Oh, if only things were that simple. Because most of the players are left one-dimensional and expendable, the heavy lifting in the film is done by Gyllenhaal, and, to a lesser extent, McGregor.
This being McGregor’s first foray into acting, I didn’t expect much. During fight scenes he’s at his best. While, during scenes of dialogue, he’s a cartoonish baddie.
Gyllenhaal is the true curiosity in this movie. He goes through most of the film with a silly smirk on his face, as if he’s privy to a joke no one else gets. The character is a damaged individual, owing to him beating his opponent to death in a UFC fight, but that one incident does little to explain just how creepy the character is. Jake went too far with the internal guilt of the character. He’s not someone dealing with the guilt of what he’s done, but what he continues to do throughout the entire movie.
Dalton isn’t in every scene, but his character is constructed in a way that one could think of him as an unreliable narrator. In fact, the movie gets more fun if one does that. Dalton is so violent, so dangerous, and so crazy, that one can picture the film as what the world looks like through his eyes. All the polite people in the movie, who greet him with smiles and respect, are actually terrified of him. Their mouths may be smiling, but their eyes are begging for any excuse to stay away from him. He is a man who invites chaos into his life because he can never let anything go. It’s not long after he arrives that it becomes clear his job is a threat to his very life. Who in the world continues to work security at a bar after thwarting multiple murder attempts? No one. Not a single person, anywhere.

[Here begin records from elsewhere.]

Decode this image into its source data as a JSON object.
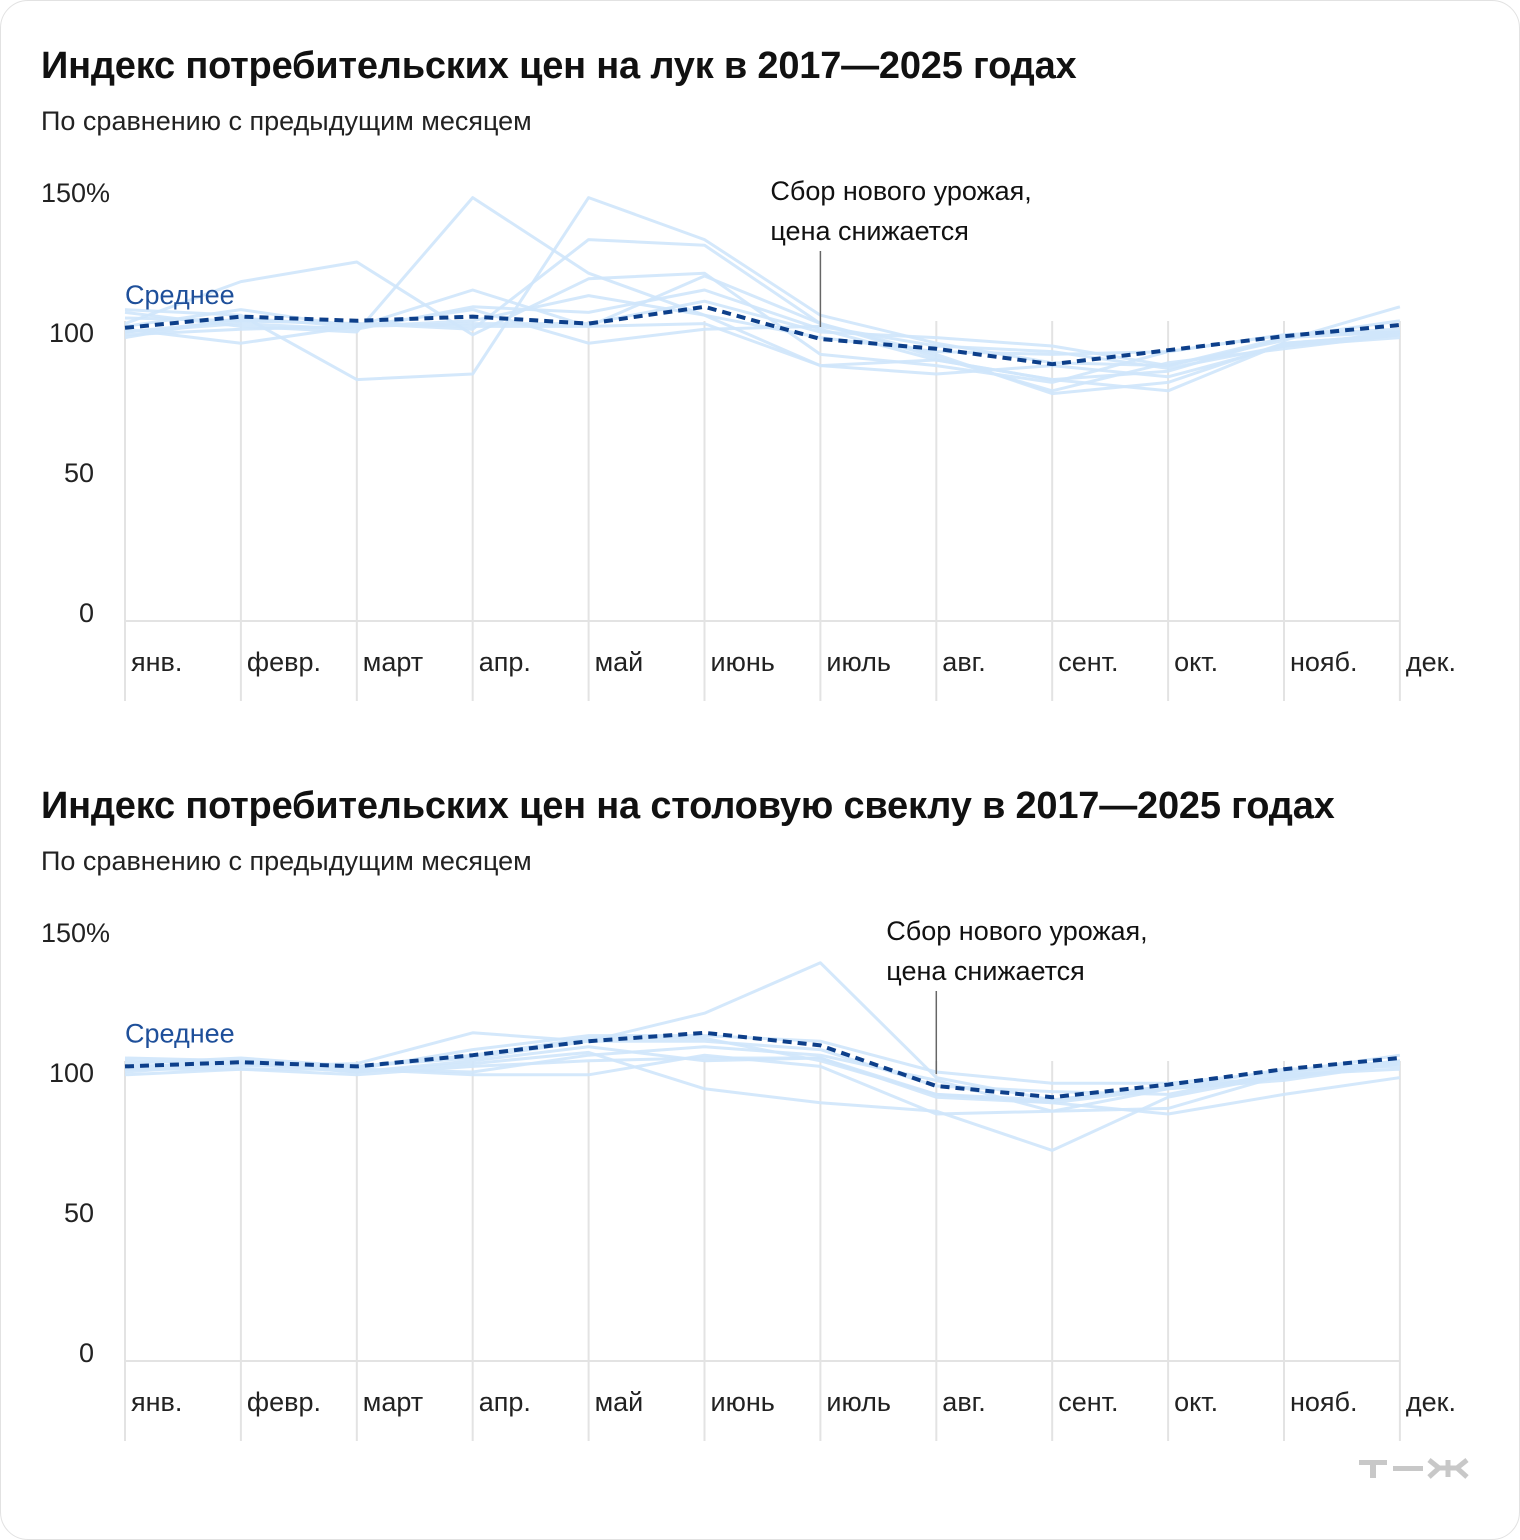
{
  "brand": "Т—Ж",
  "chart_data": [
    {
      "type": "line",
      "title": "Индекс потребительских цен на лук в 2017—2025 годах",
      "subtitle": "По сравнению с предыдущим месяцем",
      "categories": [
        "янв.",
        "февр.",
        "март",
        "апр.",
        "май",
        "июнь",
        "июль",
        "авг.",
        "сент.",
        "окт.",
        "нояб.",
        "дек."
      ],
      "y_ticks": [
        "0",
        "50",
        "100",
        "150%"
      ],
      "ylim": [
        0,
        150
      ],
      "grid": "vertical lines at each month",
      "series": [
        {
          "values": [
            101,
            96,
            102,
            103,
            103,
            111,
            100,
            98,
            95,
            88,
            97,
            109
          ]
        },
        {
          "values": [
            100,
            103,
            101,
            109,
            107,
            115,
            101,
            90,
            83,
            86,
            98,
            104
          ]
        },
        {
          "values": [
            105,
            104,
            103,
            102,
            102,
            103,
            88,
            85,
            88,
            84,
            95,
            100
          ]
        },
        {
          "values": [
            99,
            101,
            102,
            104,
            113,
            106,
            98,
            93,
            92,
            93,
            99,
            101
          ]
        },
        {
          "values": [
            102,
            108,
            102,
            115,
            102,
            120,
            103,
            92,
            78,
            82,
            96,
            99
          ]
        },
        {
          "values": [
            108,
            106,
            83,
            85,
            148,
            133,
            106,
            96,
            89,
            88,
            98,
            100
          ]
        },
        {
          "values": [
            103,
            118,
            125,
            99,
            119,
            121,
            92,
            88,
            82,
            93,
            99,
            100
          ]
        },
        {
          "values": [
            107,
            102,
            100,
            148,
            121,
            106,
            88,
            90,
            83,
            79,
            96,
            99
          ]
        },
        {
          "values": [
            100,
            104,
            103,
            101,
            133,
            131,
            103,
            91,
            79,
            89,
            94,
            99
          ]
        },
        {
          "values": [
            98,
            105,
            102,
            108,
            96,
            101,
            102,
            95,
            93,
            87,
            95,
            98
          ]
        }
      ],
      "average": {
        "name": "Среднее",
        "values": [
          101.5,
          105.5,
          104,
          105.5,
          103,
          109,
          97.5,
          94,
          88.5,
          93.5,
          98.5,
          102.5
        ]
      },
      "annotation": {
        "text": [
          "Сбор нового урожая,",
          "цена снижается"
        ],
        "month": "июль"
      }
    },
    {
      "type": "line",
      "title": "Индекс потребительских цен на столовую свеклу в 2017—2025 годах",
      "subtitle": "По сравнению с предыдущим месяцем",
      "categories": [
        "янв.",
        "февр.",
        "март",
        "апр.",
        "май",
        "июнь",
        "июль",
        "авг.",
        "сент.",
        "окт.",
        "нояб.",
        "дек."
      ],
      "y_ticks": [
        "0",
        "50",
        "100",
        "150%"
      ],
      "ylim": [
        0,
        150
      ],
      "grid": "vertical lines at each month",
      "series": [
        {
          "values": [
            100,
            103,
            101,
            100,
            106,
            109,
            106,
            97,
            86,
            87,
            99,
            101
          ]
        },
        {
          "values": [
            102,
            103,
            101,
            108,
            113,
            113,
            111,
            100,
            96,
            96,
            100,
            104
          ]
        },
        {
          "values": [
            104,
            103,
            100,
            104,
            109,
            104,
            105,
            92,
            90,
            95,
            98,
            103
          ]
        },
        {
          "values": [
            101,
            102,
            103,
            114,
            111,
            121,
            139,
            98,
            90,
            94,
            98,
            103
          ]
        },
        {
          "values": [
            99,
            101,
            101,
            99,
            99,
            106,
            102,
            85,
            86,
            94,
            101,
            102
          ]
        },
        {
          "values": [
            102,
            103,
            100,
            103,
            107,
            94,
            89,
            86,
            72,
            91,
            99,
            104
          ]
        },
        {
          "values": [
            105,
            104,
            102,
            106,
            112,
            112,
            104,
            92,
            89,
            94,
            97,
            103
          ]
        },
        {
          "values": [
            103,
            105,
            102,
            105,
            111,
            111,
            108,
            95,
            93,
            92,
            100,
            106
          ]
        },
        {
          "values": [
            101,
            101,
            99,
            102,
            104,
            105,
            105,
            91,
            89,
            85,
            92,
            98
          ]
        }
      ],
      "average": {
        "name": "Среднее",
        "values": [
          102,
          103.5,
          102,
          106,
          111,
          114,
          109.5,
          95,
          91,
          95.5,
          101,
          105
        ]
      },
      "annotation": {
        "text": [
          "Сбор нового урожая,",
          "цена снижается"
        ],
        "month": "авг."
      }
    }
  ]
}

But, again, watch this movie as if Dalton’s insanity is keeping him from seeing reality, and it makes perfect sense. Everywhere he goes the world is divided into those trying to kill him, and those trying to steer clear. Frankie made a huge mistake when she hired this man.
Where Road House falls flat, though, is in objective quality. Those underdeveloped supporting characters place a substantial burden on the story, and that is just as underdeveloped. Liman and company went all in on the fighting, hoping it would carry the movie. It doesn’t, for many reasons. The major problem, I believe, was the heavy use of CGI in the fights. The idea was to make the fighting appear more realistic, but it does not do so. Every punch lands like a sledgehammer on a cinderblock, like an overcorrection of Sonny Corleone’s phantom punch in The Godfather. It looks fake, because it is fake. All that training and nutrition Gyllenhaal and McGregor went through for this movie, and it’s wasted in fight scenes no more believable than a lightsaber duel.
Expectations were much higher for this movie than they should have been. That said, Road House is a joyless slog, featuring a hero who is so frightening and murderous he’s impossible to root for, with action pressed through such a thick CGI wringer it may as well have been a cartoon. Road House is a movie that trades in on a popular name, delivering to audiences a product that has little respect for its source material, or for the poor folks suckered into watching it. Not only is this new Road House not a contender for the top spot in the Index, it falls into the lower half, displacing Bunker: Project 12 at #319. Yuck.